🔢 Arithmetic Sequence Calculator – Find Terms, Sums & Progressions
An arithmetic sequence (also called an arithmetic progression) is one of the most fundamental concepts in mathematics. Whether you are a student tackling algebra homework, a teacher preparing worked examples, or a professional modelling a linear growth pattern, this calculator solves every classic arithmetic-sequence problem in seconds — and shows the full working so you can learn from each step.
What is an Arithmetic Sequence?
An arithmetic sequence is an ordered list of numbers in which each term differs from the previous term by a constant amount called the common difference (d). For example:
3, 8, 13, 18, 23, … (d = 5)The first term is a₁, any term at position n is aₙ, and the constant step between consecutive terms is d.
Core Formulas Used
| What to Find | Formula |
|---|---|
| nth term | aₙ = a₁ + (n − 1)d |
| Common difference | d = (aⱼ − aᵢ) / (j − i) |
| First term | a₁ = aₙ − (n − 1)d |
| Sum of first n terms (Sₙ) | Sₙ = n/2 × (a₁ + aₙ) |
| Sum (alternative form) | Sₙ = n/2 × (2a₁ + (n − 1)d) |
Calculation Modes Explained
Find nth Term
Enter the first term (a₁), the common difference (d), and the term index (n). The calculator applies aₙ = a₁ + (n − 1)d and shows each substitution step. For example, with a₁ = 3, d = 5, n = 12: a₁₂ = 3 + 11 × 5 = 58.
Find Common Difference
If you know two terms at positions i and j, the calculator derives d = (aⱼ − aᵢ) / (j − i) and also back-calculates the first term so you can generate the full sequence.
Find First Term
Given a known term value at position k and the common difference, the calculator back-solves a₁ = aₙ − (n − 1)d so you can anchor the entire progression.
Sum of First n Terms
The arithmetic series sum uses the formula Sₙ = n/2 × (a₁ + aₙ). This is ideal for problems like "find the total salary paid over 12 months with a monthly raise of £200".
Generate Sequence Table
Enter a₁ and d, specify how many terms to display (up to 500), and receive an indexed table of term values alongside their cumulative sums (Sₙ). The table is exportable as a CSV file for use in spreadsheets.

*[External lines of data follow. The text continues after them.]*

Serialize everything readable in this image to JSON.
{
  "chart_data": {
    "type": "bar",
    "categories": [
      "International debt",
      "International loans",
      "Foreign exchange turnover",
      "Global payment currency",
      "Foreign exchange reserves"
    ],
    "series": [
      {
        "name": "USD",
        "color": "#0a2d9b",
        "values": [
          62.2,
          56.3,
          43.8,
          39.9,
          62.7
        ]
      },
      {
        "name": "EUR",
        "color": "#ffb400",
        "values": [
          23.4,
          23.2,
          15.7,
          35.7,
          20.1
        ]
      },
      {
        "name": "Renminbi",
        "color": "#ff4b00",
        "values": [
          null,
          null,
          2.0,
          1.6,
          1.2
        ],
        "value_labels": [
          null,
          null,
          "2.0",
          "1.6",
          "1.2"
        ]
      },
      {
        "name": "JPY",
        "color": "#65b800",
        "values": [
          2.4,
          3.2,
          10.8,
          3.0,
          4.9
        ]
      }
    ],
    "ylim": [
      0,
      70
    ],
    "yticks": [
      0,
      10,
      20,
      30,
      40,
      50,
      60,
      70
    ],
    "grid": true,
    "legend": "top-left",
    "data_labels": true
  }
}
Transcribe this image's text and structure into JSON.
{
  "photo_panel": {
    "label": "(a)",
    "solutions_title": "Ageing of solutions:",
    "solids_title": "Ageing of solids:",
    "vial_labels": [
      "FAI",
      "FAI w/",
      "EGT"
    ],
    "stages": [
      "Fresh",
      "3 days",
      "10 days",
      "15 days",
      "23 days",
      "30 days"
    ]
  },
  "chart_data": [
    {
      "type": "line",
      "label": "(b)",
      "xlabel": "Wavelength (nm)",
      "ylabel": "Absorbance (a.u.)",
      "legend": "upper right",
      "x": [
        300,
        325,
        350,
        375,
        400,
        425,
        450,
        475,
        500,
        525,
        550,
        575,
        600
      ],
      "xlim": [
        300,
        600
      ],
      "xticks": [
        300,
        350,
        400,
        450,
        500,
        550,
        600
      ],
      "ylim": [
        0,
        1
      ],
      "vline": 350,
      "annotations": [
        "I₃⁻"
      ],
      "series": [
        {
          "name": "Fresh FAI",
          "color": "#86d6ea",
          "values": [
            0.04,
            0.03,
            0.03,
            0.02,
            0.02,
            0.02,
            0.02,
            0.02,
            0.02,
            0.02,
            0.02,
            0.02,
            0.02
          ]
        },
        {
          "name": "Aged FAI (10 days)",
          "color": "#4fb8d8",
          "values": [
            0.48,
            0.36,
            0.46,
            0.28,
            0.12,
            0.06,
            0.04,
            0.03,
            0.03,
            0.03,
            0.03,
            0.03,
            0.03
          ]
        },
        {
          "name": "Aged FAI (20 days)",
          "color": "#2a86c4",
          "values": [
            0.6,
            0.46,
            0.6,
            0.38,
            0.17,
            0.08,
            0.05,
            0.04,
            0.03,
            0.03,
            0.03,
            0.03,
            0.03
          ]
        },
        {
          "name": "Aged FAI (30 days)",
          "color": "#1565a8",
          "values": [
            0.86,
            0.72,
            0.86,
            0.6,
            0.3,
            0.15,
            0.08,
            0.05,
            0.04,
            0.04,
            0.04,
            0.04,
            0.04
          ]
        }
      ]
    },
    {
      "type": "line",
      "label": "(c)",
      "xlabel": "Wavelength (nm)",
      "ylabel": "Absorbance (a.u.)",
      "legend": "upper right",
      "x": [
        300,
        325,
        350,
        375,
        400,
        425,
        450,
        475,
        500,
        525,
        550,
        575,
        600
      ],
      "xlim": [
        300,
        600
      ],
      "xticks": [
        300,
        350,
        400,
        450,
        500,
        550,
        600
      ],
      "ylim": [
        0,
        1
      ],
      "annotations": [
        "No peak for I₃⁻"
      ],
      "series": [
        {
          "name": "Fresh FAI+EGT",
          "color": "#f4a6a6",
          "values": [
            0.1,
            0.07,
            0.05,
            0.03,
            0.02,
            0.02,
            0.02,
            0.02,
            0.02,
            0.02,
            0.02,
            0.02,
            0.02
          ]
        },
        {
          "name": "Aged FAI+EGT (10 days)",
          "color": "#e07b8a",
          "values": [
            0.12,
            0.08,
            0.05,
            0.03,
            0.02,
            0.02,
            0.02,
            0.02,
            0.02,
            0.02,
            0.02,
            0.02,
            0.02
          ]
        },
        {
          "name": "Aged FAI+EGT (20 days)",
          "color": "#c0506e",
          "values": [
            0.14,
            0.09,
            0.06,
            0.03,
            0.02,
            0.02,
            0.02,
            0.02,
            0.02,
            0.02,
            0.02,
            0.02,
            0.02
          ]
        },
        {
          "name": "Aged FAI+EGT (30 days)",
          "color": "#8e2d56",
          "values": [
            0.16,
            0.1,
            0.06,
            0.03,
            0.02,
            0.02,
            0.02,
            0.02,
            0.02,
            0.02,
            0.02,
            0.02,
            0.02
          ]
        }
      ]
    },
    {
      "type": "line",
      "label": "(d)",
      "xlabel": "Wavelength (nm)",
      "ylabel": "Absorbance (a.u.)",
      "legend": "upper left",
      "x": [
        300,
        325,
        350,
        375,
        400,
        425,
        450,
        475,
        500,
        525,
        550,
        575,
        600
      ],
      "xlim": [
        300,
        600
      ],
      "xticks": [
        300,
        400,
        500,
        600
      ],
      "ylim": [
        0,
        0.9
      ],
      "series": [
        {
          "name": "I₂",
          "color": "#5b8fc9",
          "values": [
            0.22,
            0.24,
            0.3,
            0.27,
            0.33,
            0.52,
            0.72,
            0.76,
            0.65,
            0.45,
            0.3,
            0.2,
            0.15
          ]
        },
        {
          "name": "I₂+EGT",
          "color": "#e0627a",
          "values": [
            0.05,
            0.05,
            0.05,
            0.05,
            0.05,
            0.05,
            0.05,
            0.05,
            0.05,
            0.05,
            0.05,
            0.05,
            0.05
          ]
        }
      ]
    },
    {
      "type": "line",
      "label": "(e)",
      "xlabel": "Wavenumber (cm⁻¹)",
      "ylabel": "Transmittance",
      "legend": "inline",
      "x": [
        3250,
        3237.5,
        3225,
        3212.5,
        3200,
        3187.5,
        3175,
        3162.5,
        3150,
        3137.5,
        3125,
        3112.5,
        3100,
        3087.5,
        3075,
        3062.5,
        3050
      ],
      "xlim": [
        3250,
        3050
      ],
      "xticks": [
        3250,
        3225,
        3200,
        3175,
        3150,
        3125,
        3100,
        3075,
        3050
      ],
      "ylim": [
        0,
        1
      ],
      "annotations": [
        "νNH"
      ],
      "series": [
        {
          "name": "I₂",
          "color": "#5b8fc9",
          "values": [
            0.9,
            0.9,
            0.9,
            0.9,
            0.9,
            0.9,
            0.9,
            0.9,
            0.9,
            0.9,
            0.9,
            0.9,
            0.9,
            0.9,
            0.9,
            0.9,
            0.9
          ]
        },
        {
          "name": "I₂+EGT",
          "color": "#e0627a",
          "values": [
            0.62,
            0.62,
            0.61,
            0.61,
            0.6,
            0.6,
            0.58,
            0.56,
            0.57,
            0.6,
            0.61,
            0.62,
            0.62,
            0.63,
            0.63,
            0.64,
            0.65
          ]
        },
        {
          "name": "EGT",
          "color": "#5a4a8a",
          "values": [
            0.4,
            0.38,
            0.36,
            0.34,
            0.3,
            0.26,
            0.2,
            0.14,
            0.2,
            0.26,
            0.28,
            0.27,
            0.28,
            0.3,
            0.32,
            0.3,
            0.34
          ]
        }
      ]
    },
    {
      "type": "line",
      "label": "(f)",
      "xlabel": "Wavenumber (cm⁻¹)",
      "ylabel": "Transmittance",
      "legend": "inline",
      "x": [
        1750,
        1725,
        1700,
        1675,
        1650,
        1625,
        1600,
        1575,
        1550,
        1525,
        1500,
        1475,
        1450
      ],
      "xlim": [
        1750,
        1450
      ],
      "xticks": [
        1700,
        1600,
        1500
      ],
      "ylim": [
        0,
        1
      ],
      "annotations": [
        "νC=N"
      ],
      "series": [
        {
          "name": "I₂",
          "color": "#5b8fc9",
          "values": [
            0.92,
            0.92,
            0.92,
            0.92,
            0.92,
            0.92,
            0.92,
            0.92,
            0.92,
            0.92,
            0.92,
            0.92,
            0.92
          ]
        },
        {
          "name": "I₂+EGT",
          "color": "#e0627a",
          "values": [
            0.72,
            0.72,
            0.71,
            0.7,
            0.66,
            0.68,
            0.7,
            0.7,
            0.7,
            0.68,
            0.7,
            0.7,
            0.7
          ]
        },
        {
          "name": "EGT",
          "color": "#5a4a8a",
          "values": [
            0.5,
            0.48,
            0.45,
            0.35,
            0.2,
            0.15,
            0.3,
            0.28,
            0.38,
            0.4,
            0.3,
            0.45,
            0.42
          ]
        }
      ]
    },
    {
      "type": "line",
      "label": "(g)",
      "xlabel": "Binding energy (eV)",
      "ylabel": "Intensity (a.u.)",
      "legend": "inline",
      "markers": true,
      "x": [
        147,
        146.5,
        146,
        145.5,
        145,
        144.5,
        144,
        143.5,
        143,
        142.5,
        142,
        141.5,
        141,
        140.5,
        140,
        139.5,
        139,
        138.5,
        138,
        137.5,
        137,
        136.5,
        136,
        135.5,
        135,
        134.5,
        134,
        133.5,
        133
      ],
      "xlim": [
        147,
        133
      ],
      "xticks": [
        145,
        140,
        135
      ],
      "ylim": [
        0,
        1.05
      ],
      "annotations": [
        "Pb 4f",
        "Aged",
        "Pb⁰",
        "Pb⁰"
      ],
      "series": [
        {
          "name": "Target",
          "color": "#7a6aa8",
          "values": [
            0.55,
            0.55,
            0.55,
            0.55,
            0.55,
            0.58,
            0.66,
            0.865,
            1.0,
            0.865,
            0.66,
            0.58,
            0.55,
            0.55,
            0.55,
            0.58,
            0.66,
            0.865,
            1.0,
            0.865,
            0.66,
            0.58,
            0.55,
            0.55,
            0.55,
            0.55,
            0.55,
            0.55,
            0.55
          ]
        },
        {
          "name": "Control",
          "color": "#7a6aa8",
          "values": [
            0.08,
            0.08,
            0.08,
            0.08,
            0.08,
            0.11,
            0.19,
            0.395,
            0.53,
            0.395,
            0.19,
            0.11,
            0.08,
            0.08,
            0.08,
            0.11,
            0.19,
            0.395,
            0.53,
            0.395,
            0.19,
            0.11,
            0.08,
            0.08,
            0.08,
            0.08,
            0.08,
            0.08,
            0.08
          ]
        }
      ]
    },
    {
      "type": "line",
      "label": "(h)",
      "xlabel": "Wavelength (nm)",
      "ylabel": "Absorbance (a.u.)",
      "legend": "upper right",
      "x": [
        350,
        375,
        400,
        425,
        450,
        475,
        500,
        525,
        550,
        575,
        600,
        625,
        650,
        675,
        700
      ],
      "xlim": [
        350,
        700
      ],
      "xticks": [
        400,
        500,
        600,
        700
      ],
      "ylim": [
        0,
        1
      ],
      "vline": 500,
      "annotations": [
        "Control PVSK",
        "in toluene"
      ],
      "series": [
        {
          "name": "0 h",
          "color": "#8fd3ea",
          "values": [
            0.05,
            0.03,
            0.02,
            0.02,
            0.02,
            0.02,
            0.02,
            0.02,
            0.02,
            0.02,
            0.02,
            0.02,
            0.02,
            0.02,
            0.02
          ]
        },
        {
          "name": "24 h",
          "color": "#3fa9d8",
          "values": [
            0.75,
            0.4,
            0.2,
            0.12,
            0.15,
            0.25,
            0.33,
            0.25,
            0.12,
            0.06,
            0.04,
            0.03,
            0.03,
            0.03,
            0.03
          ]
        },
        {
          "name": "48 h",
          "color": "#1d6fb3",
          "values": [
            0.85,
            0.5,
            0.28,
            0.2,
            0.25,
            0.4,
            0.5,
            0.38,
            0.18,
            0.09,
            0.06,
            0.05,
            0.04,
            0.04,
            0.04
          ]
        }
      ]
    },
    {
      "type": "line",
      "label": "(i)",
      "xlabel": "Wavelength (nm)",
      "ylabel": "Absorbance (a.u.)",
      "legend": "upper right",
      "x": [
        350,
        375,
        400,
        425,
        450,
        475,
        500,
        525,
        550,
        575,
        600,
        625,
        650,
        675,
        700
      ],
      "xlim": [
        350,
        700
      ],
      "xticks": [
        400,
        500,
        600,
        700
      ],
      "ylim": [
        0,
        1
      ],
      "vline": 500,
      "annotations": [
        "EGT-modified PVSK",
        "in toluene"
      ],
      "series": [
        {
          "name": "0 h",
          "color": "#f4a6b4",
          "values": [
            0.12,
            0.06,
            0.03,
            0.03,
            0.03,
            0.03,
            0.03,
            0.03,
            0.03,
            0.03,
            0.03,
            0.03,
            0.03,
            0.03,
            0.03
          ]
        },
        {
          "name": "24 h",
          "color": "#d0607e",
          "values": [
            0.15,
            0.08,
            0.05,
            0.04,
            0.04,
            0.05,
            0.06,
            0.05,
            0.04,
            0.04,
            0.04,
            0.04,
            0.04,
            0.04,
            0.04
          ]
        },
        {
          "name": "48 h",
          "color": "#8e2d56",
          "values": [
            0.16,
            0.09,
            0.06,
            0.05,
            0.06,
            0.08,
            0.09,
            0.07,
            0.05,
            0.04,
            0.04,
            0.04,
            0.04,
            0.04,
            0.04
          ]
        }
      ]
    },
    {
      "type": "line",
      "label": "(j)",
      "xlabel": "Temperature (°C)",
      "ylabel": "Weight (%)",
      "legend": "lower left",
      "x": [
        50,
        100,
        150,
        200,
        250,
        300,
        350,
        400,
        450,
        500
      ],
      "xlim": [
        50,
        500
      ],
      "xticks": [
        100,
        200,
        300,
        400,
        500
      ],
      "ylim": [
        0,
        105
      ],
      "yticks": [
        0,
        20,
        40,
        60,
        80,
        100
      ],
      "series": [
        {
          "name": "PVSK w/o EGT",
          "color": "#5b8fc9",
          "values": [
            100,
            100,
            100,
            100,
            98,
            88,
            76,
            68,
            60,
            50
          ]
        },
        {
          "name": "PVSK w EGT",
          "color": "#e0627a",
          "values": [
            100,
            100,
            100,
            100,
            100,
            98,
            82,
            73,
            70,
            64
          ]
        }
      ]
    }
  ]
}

Arithmetic Sequence vs Arithmetic Series
These two terms are often confused. An arithmetic sequence is the ordered list of terms themselves — e.g., 2, 5, 8, 11. An arithmetic series is the sumof those terms — e.g., 2 + 5 + 8 + 11 = 26. This tool handles both in a single interface.
Handling Negative and Decimal Differences
The calculator fully supports descending sequences (negative d) as well as non-integer common differences. For example, d = −7 produces 100, 93, 86, 79, … and d = 0.25 produces 1, 1.25, 1.5, 1.75, … — both equally valid arithmetic progressions.
Real-World Applications
- Finance: Savings plans with equal monthly contributions, salary increment schedules, loan amortisation patterns.
- Physics: Uniform acceleration — positions at equal time intervals under constant force.
- Construction: Equally spaced structural elements, staircase step heights.
- Education: Exam and homework problems covering sequences, series, and sigma notation.
Tips for Accurate Results
- Use the Precision setting (0–10 decimal places) to match your required accuracy.
- Negative common differences are entered directly — just type a minus sign (e.g.,
-3). - The Show Steps toggle reveals every substitution so you can verify or learn the method.
- Use Export CSV to download the full term table for analysis in Excel or Google Sheets.
- Example presets at the bottom of the tool let you explore common textbook problems instantly.